Social Anxiety Disorder
This is an extreme anxiety about being negatively evaluated or scrutinized by others and/or being publicly embarrassed. Thoughts like, “I’ll die of embarrassment” or “What will they think of me if I do that,” dominate one's thoughts. Sufferers may have:
- difficulty eating or writing in public
- difficulty maintaining eye contact
- blushing, sweating, dry mouth, racing heart in social interactions
People often have unrealistic assumptions about their competence to interact with others in a social setting, and they might see themselves as ‘losers’, ‘stupid,’ or ‘boring’, when in fact they are very intelligent and capable. Self-confidence and self-esteem are typically low.
Withdrawal from and even avoidance of social settings may develop if the problem is left untreated, thus affecting one's work, school, and personal relationships. Other socially anxious people may still engage in social activities, but they might suffer severe anxiety before, during, and afterward.

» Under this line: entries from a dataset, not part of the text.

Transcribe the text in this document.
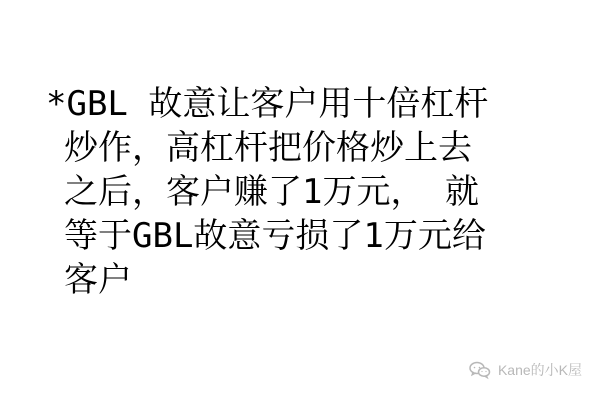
*GBL 故意让客户用十倍杠杆
炒作，高杠杆把价格炒上去
之后，客户赚了1万元， 就
等于GBL故意亏损了1万元给
客户
Kane的小K屋
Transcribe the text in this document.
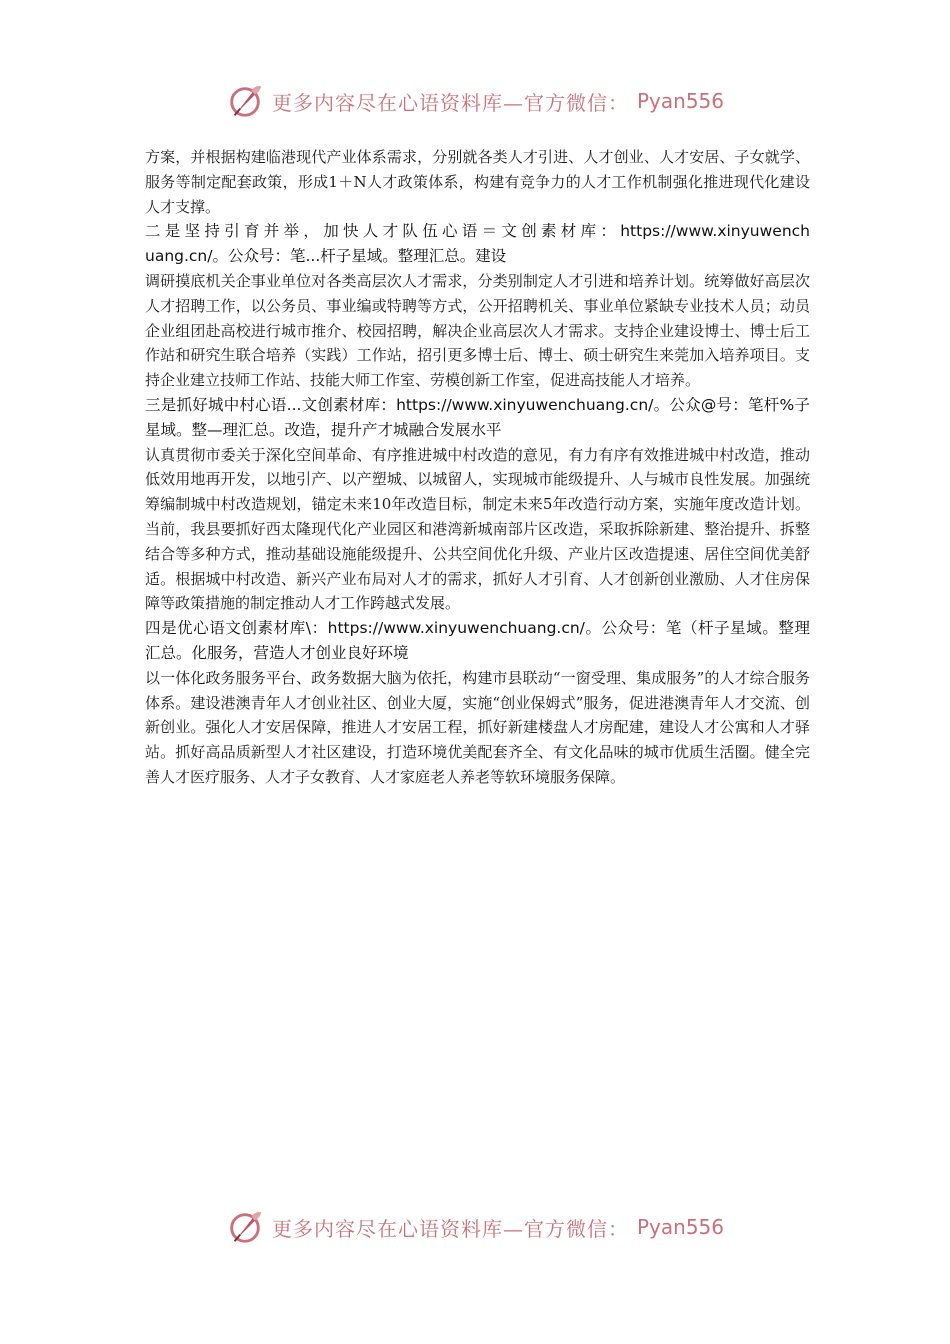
更多内容尽在心语资料库—官方微信： Pyan556

方案，并根据构建临港现代产业体系需求，分别就各类人才引进、人才创业、人才安居、子女就学、服务等制定配套政策，形成1＋N人才政策体系，构建有竞争力的人才工作机制强化推进现代化建设人才支撑。

二是坚持引育并举，加快人才队伍心语＝文创素材库：https://www.xinyuwenchuang.cn/。公众号：笔...杆子星域。整理汇总。建设

调研摸底机关企事业单位对各类高层次人才需求，分类别制定人才引进和培养计划。统筹做好高层次人才招聘工作，以公务员、事业编或特聘等方式，公开招聘机关、事业单位紧缺专业技术人员；动员企业组团赴高校进行城市推介、校园招聘，解决企业高层次人才需求。支持企业建设博士、博士后工作站和研究生联合培养（实践）工作站，招引更多博士后、博士、硕士研究生来莞加入培养项目。支持企业建立技师工作站、技能大师工作室、劳模创新工作室，促进高技能人才培养。

三是抓好城中村心语...文创素材库：https://www.xinyuwenchuang.cn/。公众@号：笔杆%子星域。整—理汇总。改造，提升产才城融合发展水平

认真贯彻市委关于深化空间革命、有序推进城中村改造的意见，有力有序有效推进城中村改造，推动低效用地再开发，以地引产、以产塑城、以城留人，实现城市能级提升、人与城市良性发展。加强统筹编制城中村改造规划，锚定未来10年改造目标，制定未来5年改造行动方案，实施年度改造计划。当前，我县要抓好西太隆现代化产业园区和港湾新城南部片区改造，采取拆除新建、整治提升、拆整结合等多种方式，推动基础设施能级提升、公共空间优化升级、产业片区改造提速、居住空间优美舒适。根据城中村改造、新兴产业布局对人才的需求，抓好人才引育、人才创新创业激励、人才住房保障等政策措施的制定推动人才工作跨越式发展。

四是优心语文创素材库\：https://www.xinyuwenchuang.cn/。公众号：笔（杆子星域。整理汇总。化服务，营造人才创业良好环境

以一体化政务服务平台、政务数据大脑为依托，构建市县联动“一窗受理、集成服务”的人才综合服务体系。建设港澳青年人才创业社区、创业大厦，实施“创业保姆式”服务，促进港澳青年人才交流、创新创业。强化人才安居保障，推进人才安居工程，抓好新建楼盘人才房配建，建设人才公寓和人才驿站。抓好高品质新型人才社区建设，打造环境优美配套齐全、有文化品味的城市优质生活圈。健全完善人才医疗服务、人才子女教育、人才家庭老人养老等软环境服务保障。

更多内容尽在心语资料库—官方微信： Pyan556
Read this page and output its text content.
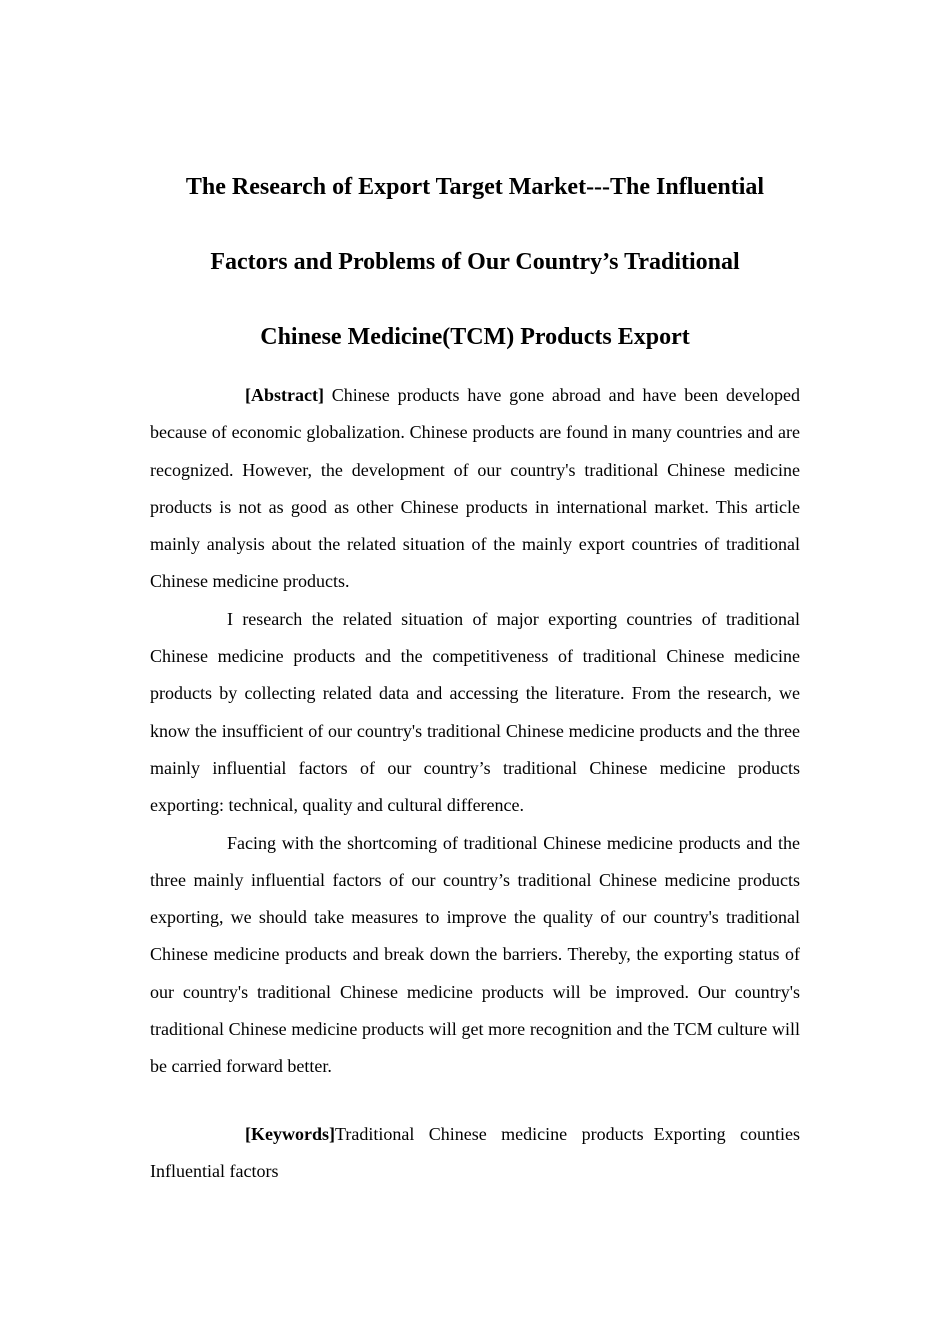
The Research of Export Target Market---The Influential
Factors and Problems of Our Country’s Traditional
Chinese Medicine(TCM) Products Export

[Abstract] Chinese products have gone abroad and have been developed because of economic globalization. Chinese products are found in many countries and are recognized. However, the development of our country's traditional Chinese medicine products is not as good as other Chinese products in international market. This article mainly analysis about the related situation of the mainly export countries of traditional Chinese medicine products.

I research the related situation of major exporting countries of traditional Chinese medicine products and the competitiveness of traditional Chinese medicine products by collecting related data and accessing the literature. From the research, we know the insufficient of our country's traditional Chinese medicine products and the three mainly influential factors of our country’s traditional Chinese medicine products exporting: technical, quality and cultural difference.

Facing with the shortcoming of traditional Chinese medicine products and the three mainly influential factors of our country’s traditional Chinese medicine products exporting, we should take measures to improve the quality of our country's traditional Chinese medicine products and break down the barriers. Thereby, the exporting status of our country's traditional Chinese medicine products will be improved. Our country's traditional Chinese medicine products will get more recognition and the TCM culture will be carried forward better.

[Keywords]Traditional Chinese medicine products Exporting counties Influential factors
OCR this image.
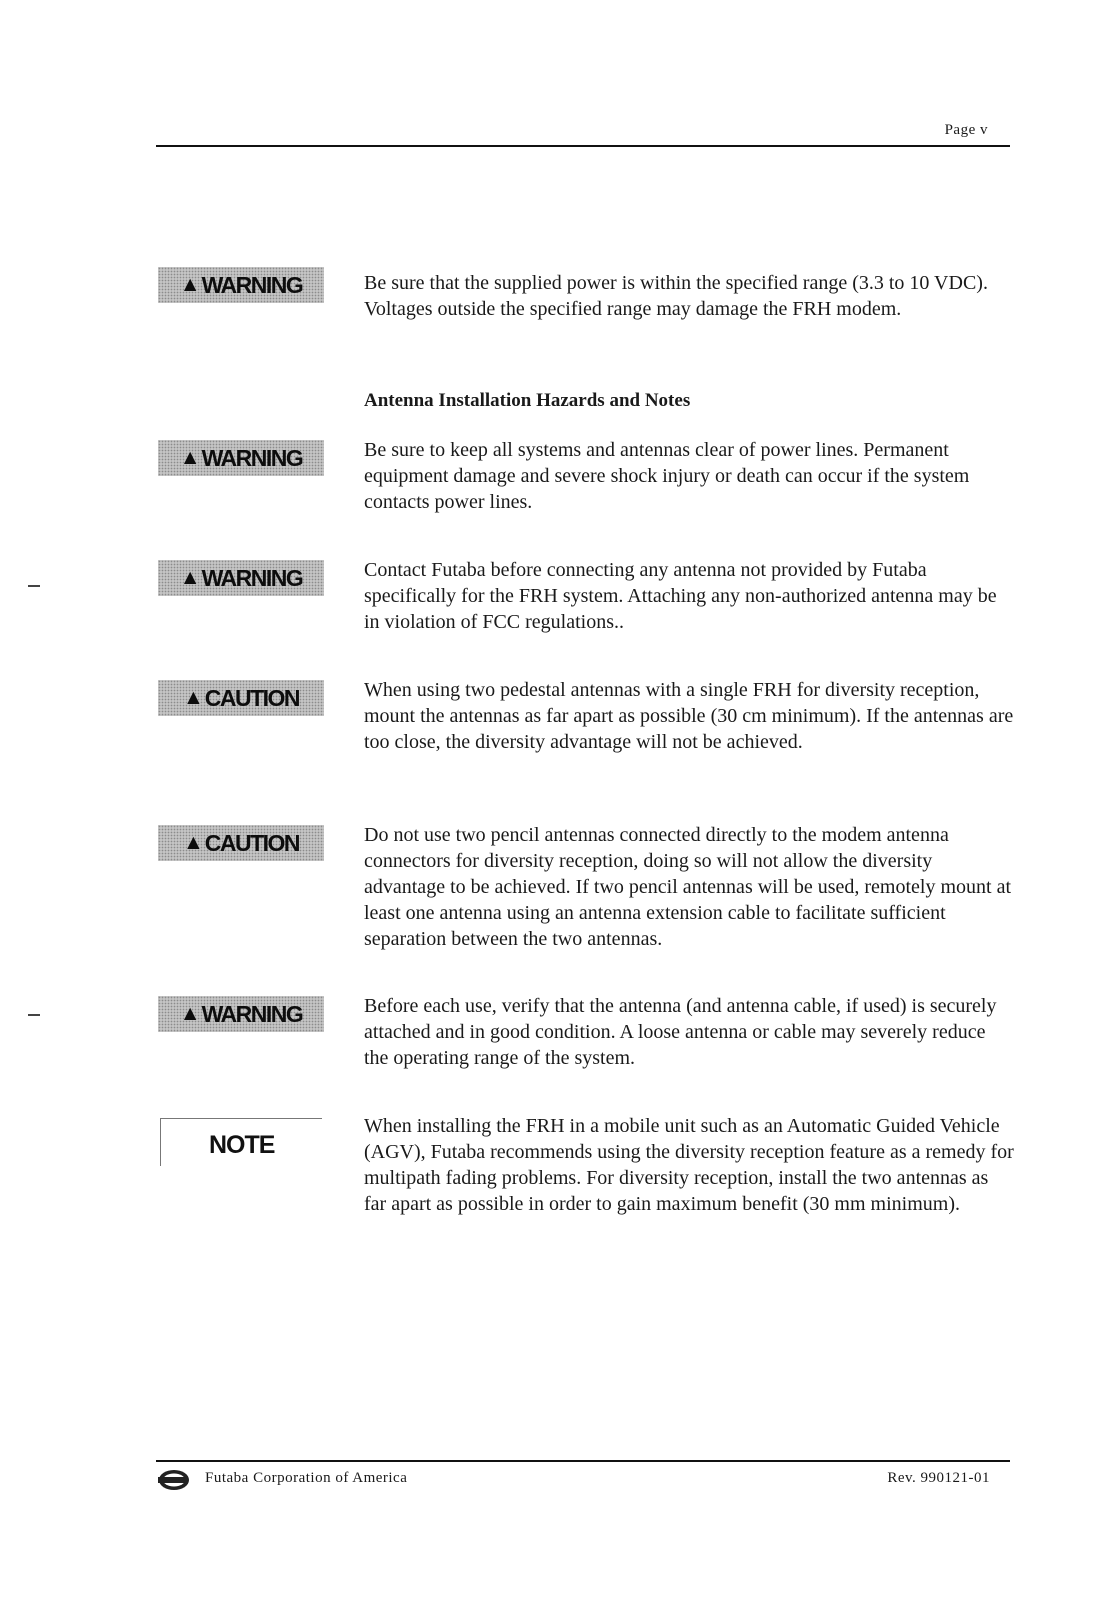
Page v
▲ WARNING	Be sure that the supplied power is within the specified range (3.3 to 10 VDC). Voltages outside the specified range may damage the FRH modem.
Antenna Installation Hazards and Notes
▲ WARNING	Be sure to keep all systems and antennas clear of power lines. Permanent equipment damage and severe shock injury or death can occur if the system contacts power lines.
▲ WARNING	Contact Futaba before connecting any antenna not provided by Futaba specifically for the FRH system. Attaching any non-authorized antenna may be in violation of FCC regulations..
▲ CAUTION	When using two pedestal antennas with a single FRH for diversity reception, mount the antennas as far apart as possible (30 cm minimum). If the antennas are too close, the diversity advantage will not be achieved.
▲ CAUTION	Do not use two pencil antennas connected directly to the modem antenna connectors for diversity reception, doing so will not allow the diversity advantage to be achieved. If two pencil antennas will be used, remotely mount at least one antenna using an antenna extension cable to facilitate sufficient separation between the two antennas.
▲ WARNING	Before each use, verify that the antenna (and antenna cable, if used) is securely attached and in good condition. A loose antenna or cable may severely reduce the operating range of the system.
NOTE
When installing the FRH in a mobile unit such as an Automatic Guided Vehicle (AGV), Futaba recommends using the diversity reception feature as a remedy for multipath fading problems. For diversity reception, install the two antennas as far apart as possible in order to gain maximum benefit (30 mm minimum).
Futaba Corporation of America	Rev. 990121-01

"I've been at this job for two years and I like my work. Somehow, I still don’t feel I belong. The girls ask me to sit with them for lunch, and I always make an excuse that I'm too busy, so I munch on my food at my desk or I don’t eat until I get home. The real reason is, I feel so uncomfortable with them. I can never think of anything interesting to say. I get really nervous, then my face gets hot and red. Then my hands start shaking and I'll think they'll notice and wonder what is wrong with me. That makes me even more anxious."